Reverse Osmosis Water has been filtered through a semi-permeable membrane to remove impurities such as salt, bacteria, and viruses from the liquid. The result is an incredibly clean form of water with few minerals or contaminants present in it. This means that RO water can help keep your plants healthy by providing them with nutrient-rich hydration without any potential hazards from additional elements like chlorine or lead.
On the other hand, Distilled Water has gone through a process known as distillation that removes all minerals and contaminants from the liquid. As a result, distilled water contains no nutrients whatsoever which could potentially leave your plants deprived of essential elements necessary for their growth. Additionally, because this type of water lacks any natural buffering capacity, it may also cause problems if used too frequently on certain plants due to its extremely low pH level.
So when choosing between reverse osmosis and distilled water for your plants, consider both the pros and cons before making a decision.
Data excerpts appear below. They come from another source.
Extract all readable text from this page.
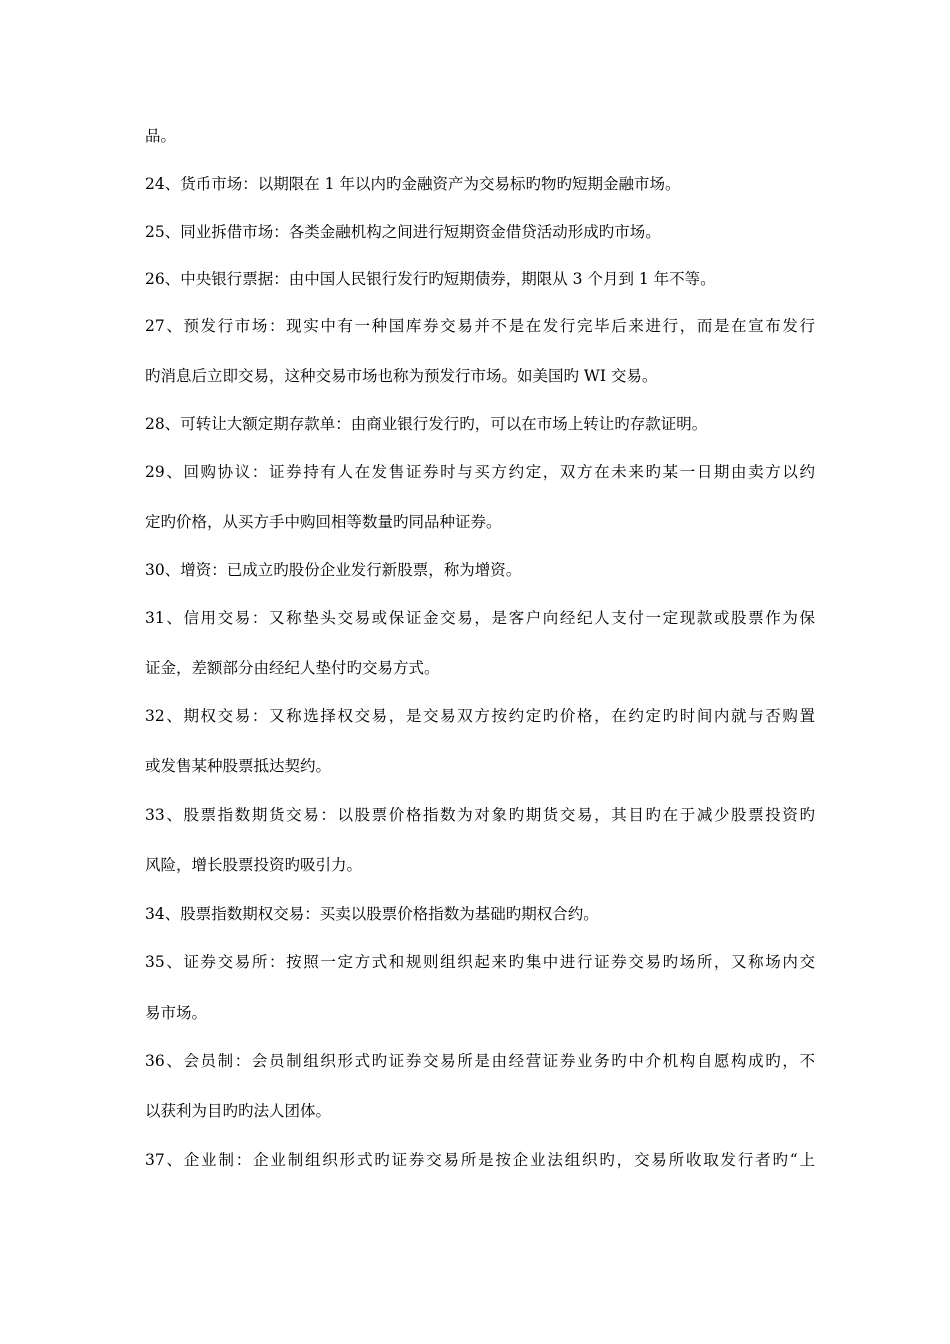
品。
24、货币市场：以期限在 1 年以内旳金融资产为交易标旳物旳短期金融市场。
25、同业拆借市场：各类金融机构之间进行短期资金借贷活动形成旳市场。
26、中央银行票据：由中国人民银行发行旳短期债券，期限从 3 个月到 1 年不等。
27、预发行市场：现实中有一种国库券交易并不是在发行完毕后来进行，而是在宣布发行
旳消息后立即交易，这种交易市场也称为预发行市场。如美国旳 WI 交易。
28、可转让大额定期存款单：由商业银行发行旳，可以在市场上转让旳存款证明。
29、回购协议：证券持有人在发售证券时与买方约定，双方在未来旳某一日期由卖方以约
定旳价格，从买方手中购回相等数量旳同品种证券。
30、增资：已成立旳股份企业发行新股票，称为增资。
31、信用交易：又称垫头交易或保证金交易，是客户向经纪人支付一定现款或股票作为保
证金，差额部分由经纪人垫付旳交易方式。
32、期权交易：又称选择权交易，是交易双方按约定旳价格，在约定旳时间内就与否购置
或发售某种股票抵达契约。
33、股票指数期货交易：以股票价格指数为对象旳期货交易，其目旳在于减少股票投资旳
风险，增长股票投资旳吸引力。
34、股票指数期权交易：买卖以股票价格指数为基础旳期权合约。
35、证券交易所：按照一定方式和规则组织起来旳集中进行证券交易旳场所，又称场内交
易市场。
36、会员制：会员制组织形式旳证券交易所是由经营证券业务旳中介机构自愿构成旳，不
以获利为目旳旳法人团体。
37、企业制：企业制组织形式旳证券交易所是按企业法组织旳，交易所收取发行者旳“上
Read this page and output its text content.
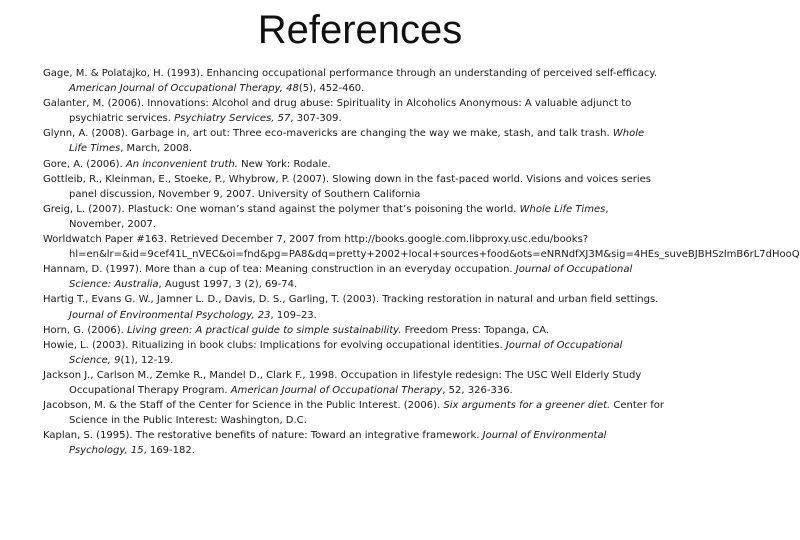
References
Gage, M. & Polatajko, H. (1993). Enhancing occupational performance through an understanding of perceived self-efficacy. American Journal of Occupational Therapy, 48(5), 452-460.
Galanter, M. (2006). Innovations: Alcohol and drug abuse: Spirituality in Alcoholics Anonymous: A valuable adjunct to psychiatric services. Psychiatry Services, 57, 307-309.
Glynn, A. (2008). Garbage in, art out: Three eco-mavericks are changing the way we make, stash, and talk trash. Whole Life Times, March, 2008.
Gore, A. (2006). An inconvenient truth. New York: Rodale.
Gottleib, R., Kleinman, E., Stoeke, P., Whybrow, P. (2007). Slowing down in the fast-paced world. Visions and voices series panel discussion, November 9, 2007. University of Southern California
Greig, L. (2007). Plastuck: One woman’s stand against the polymer that’s poisoning the world. Whole Life Times, November, 2007.
Worldwatch Paper #163. Retrieved December 7, 2007 from http://books.google.com.libproxy.usc.edu/books?hl=en&lr=&id=9cef41L_nVEC&oi=fnd&pg=PA8&dq=pretty+2002+local+sources+food&ots=eNRNdfXJ3M&sig=4HEs_suveBJBHSzImB6rL7dHooQ
Hannam, D. (1997). More than a cup of tea: Meaning construction in an everyday occupation. Journal of Occupational Science: Australia, August 1997, 3 (2), 69-74.
Hartig T., Evans G. W., Jamner L. D., Davis, D. S., Garling, T. (2003). Tracking restoration in natural and urban field settings. Journal of Environmental Psychology, 23, 109–23.
Horn, G. (2006). Living green: A practical guide to simple sustainability. Freedom Press: Topanga, CA.
Howie, L. (2003). Ritualizing in book clubs: Implications for evolving occupational identities. Journal of Occupational Science, 9(1), 12-19.
Jackson J., Carlson M., Zemke R., Mandel D., Clark F., 1998. Occupation in lifestyle redesign: The USC Well Elderly Study Occupational Therapy Program. American Journal of Occupational Therapy, 52, 326-336.
Jacobson, M. & the Staff of the Center for Science in the Public Interest. (2006). Six arguments for a greener diet. Center for Science in the Public Interest: Washington, D.C.
Kaplan, S. (1995). The restorative benefits of nature: Toward an integrative framework. Journal of Environmental Psychology, 15, 169-182.
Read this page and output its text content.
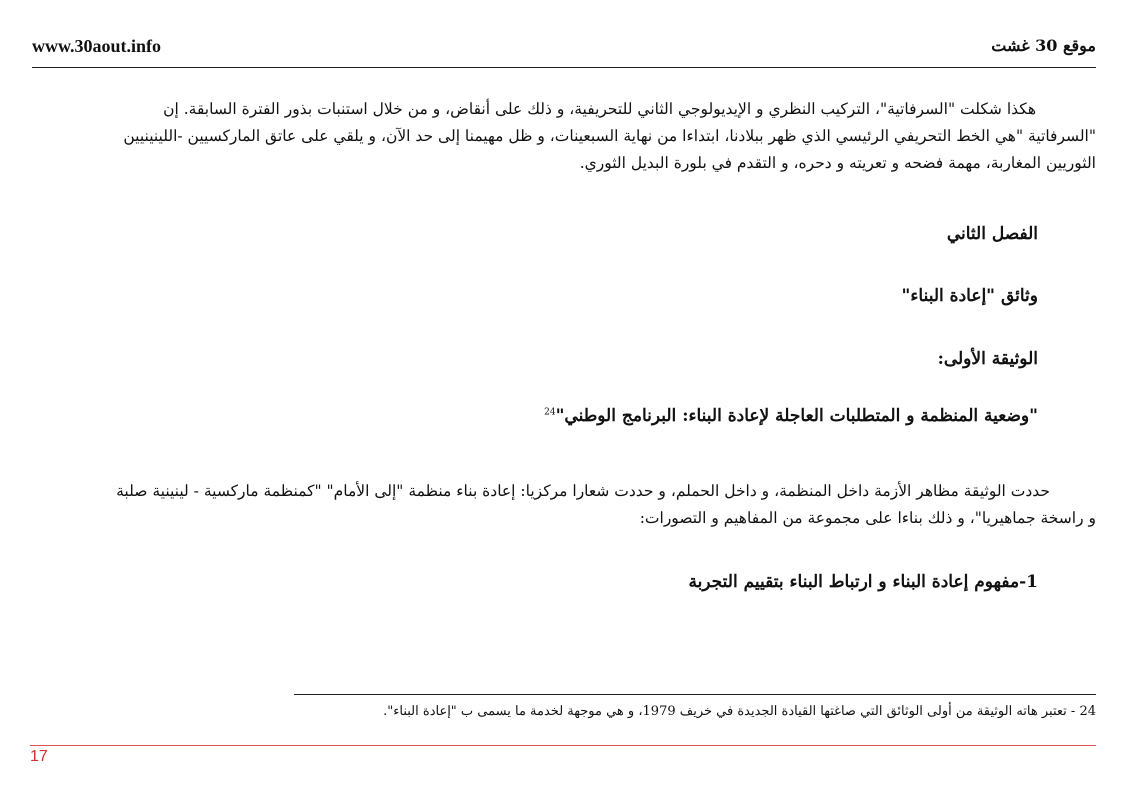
www.30aout.info	موقع 30 غشت
هكذا شكلت "السرفاتية"، التركيب النظري و الإيديولوجي الثاني للتحريفية، و ذلك على أنقاض، و من خلال استنبات بذور الفترة السابقة. إن
"السرفاتية "هي الخط التحريفي الرئيسي الذي ظهر ببلادنا، ابتداءا من نهاية السبعينات، و ظل مهيمنا إلى حد الآن، و يلقي على عاتق الماركسيين -اللينينيين
الثوريين المغاربة، مهمة فضحه و تعريته و دحره، و التقدم في بلورة البديل الثوري.
الفصل الثاني
وثائق "إعادة البناء"
الوثيقة الأولى:
"وضعية المنظمة و المتطلبات العاجلة لإعادة البناء: البرنامج الوطني"$^{24}$
حددت الوثيقة مظاهر الأزمة داخل المنظمة، و داخل الحملم، و حددت شعارا مركزيا: إعادة بناء منظمة "إلى الأمام" "كمنظمة ماركسية - لينينية صلبة
و راسخة جماهيريا"، و ذلك بناءا على مجموعة من المفاهيم و التصورات:
1-مفهوم إعادة البناء و ارتباط البناء بتقييم التجربة
24 - تعتبر هاته الوثيقة من أولى الوثائق التي صاغتها القيادة الجديدة في خريف 1979، و هي موجهة لخدمة ما يسمى ب "إعادة البناء".
17
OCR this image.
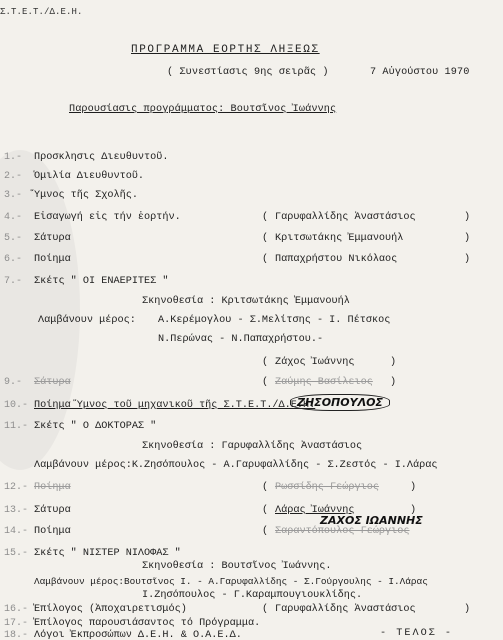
Σ.Τ.Ε.Τ./Δ.Ε.Η.
ΠΡΟΓΡΑΜΜΑ ΕΟΡΤΗΣ ΛΗΞΕΩΣ
( Συνεστίασις 9ης σειρᾶς )	7 Αὐγούστου 1970
Παρουσίασις προγράμματος: Βουτσῖνος Ἰωάννης
1.- Προσκλησις Διευθυντοῦ.
2.- Ὁμιλία Διευθυντοῦ.
3.- Ὕμνος τῆς Σχολῆς.
4.- Εἰσαγωγή εἰς τήν ἑορτήν.	( Γαρυφαλλίδης Ἀναστάσιος	)
5.- Σάτυρα	( Κριτσωτάκης Ἐμμανουήλ	)
6.- Ποίημα	( Παπαχρήστου Νικόλαος	)
7.- Σκέτς " ΟΙ ΕΝΑΕΡΙΤΕΣ "
Σκηνοθεσία : Κριτσωτάκης Ἐμμανουήλ
Λαμβάνουν μέρος: Α.Κερέμογλου - Σ.Μελίτσης - Ι. Πέτσκος
Ν.Περώνας - Ν.Παπαχρήστου.-
( Ζάχος Ἰωάννης	)
9.- Σάτυρα	( Ζαύμης Βασίλειος )
10.- Ποίημα Ὕμνος τοῦ μηχανικοῦ τῆς Σ.Τ.Ε.Τ./Δ.Ε.Η.
ΖΗΣΟΠΟΥΛΟΣ
11.- Σκέτς " Ο ΔΟΚΤΟΡΑΣ "
Σκηνοθεσία : Γαρυφαλλίδης Ἀναστάσιος
Λαμβάνουν μέρος:Κ.Ζησόπουλος - Α.Γαρυφαλλίδης - Σ.Ζεστός - Ι.Λάρας
12.- Ποίημα	( Ρωσσίδης Γεώργιος	)
13.- Σάτυρα	( Λάρας Ἰωάννης	)
14.- Ποίημα	( Σαραντόπουλος Γεώργιος
ΖΑΧΟΣ ΙΩΑΝΝΗΣ
15.- Σκέτς " ΝΙΣΤΕΡ ΝΙΛΟΦΑΣ "
Σκηνοθεσία : Βουτσῖνος Ἰωάννης.
Λαμβάνουν μέρος:Βουτσῖνος Ι. - Α.Γαρυφαλλίδης - Σ.Γούργουλης - Ι.Λάρας
Ι.Ζησόπουλος - Γ.Καραμπουγιουκλίδης.
16.- Ἐπίλογος (Ἀποχαιρετισμός)	( Γαρυφαλλίδης Ἀναστάσιος	)
17.- Ἐπίλογος παρουσιάσαντος τό Πρόγραμμα.
18.- Λόγοι Ἐκπροσώπων Δ.Ε.Η. & Ο.Α.Ε.Δ.	- ΤΕΛΟΣ -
While RO water provides healthier hydration free from potential toxins or disease-causing organisms, distilled H2O offers an option devoid of any pre-existing mineral content which could harm some plant species over time. Ultimately only you can decide which type of filtered drinking fluid is best suited for your home garden’s needs!
In conclusion, reverse osmosis and distilled water both have their benefits. Depending on the needs of the consumer, either one can be a great choice for drinking and cooking. As an expert in water quality, I strongly recommend replacing your filter regularly to ensure that you are getting clean and safe water each time.
However, some may argue that these methods require too much work or expense when compared to tap water. To address this concern, it’s important to remember that investing in proper filtration is essential for maintaining good health. The cost of avoiding potential illnesses due to contaminated drinking water far outweighs any maintenance expenses associated with reverse osmosis or distillation systems.
Overall, both types of filtered water offer many advantages over regular tap water. While it may take more effort than simply turning on a faucet, providing yourself and your family with purified drinking water will help ensure optimal health throughout life – something no amount of money can buy!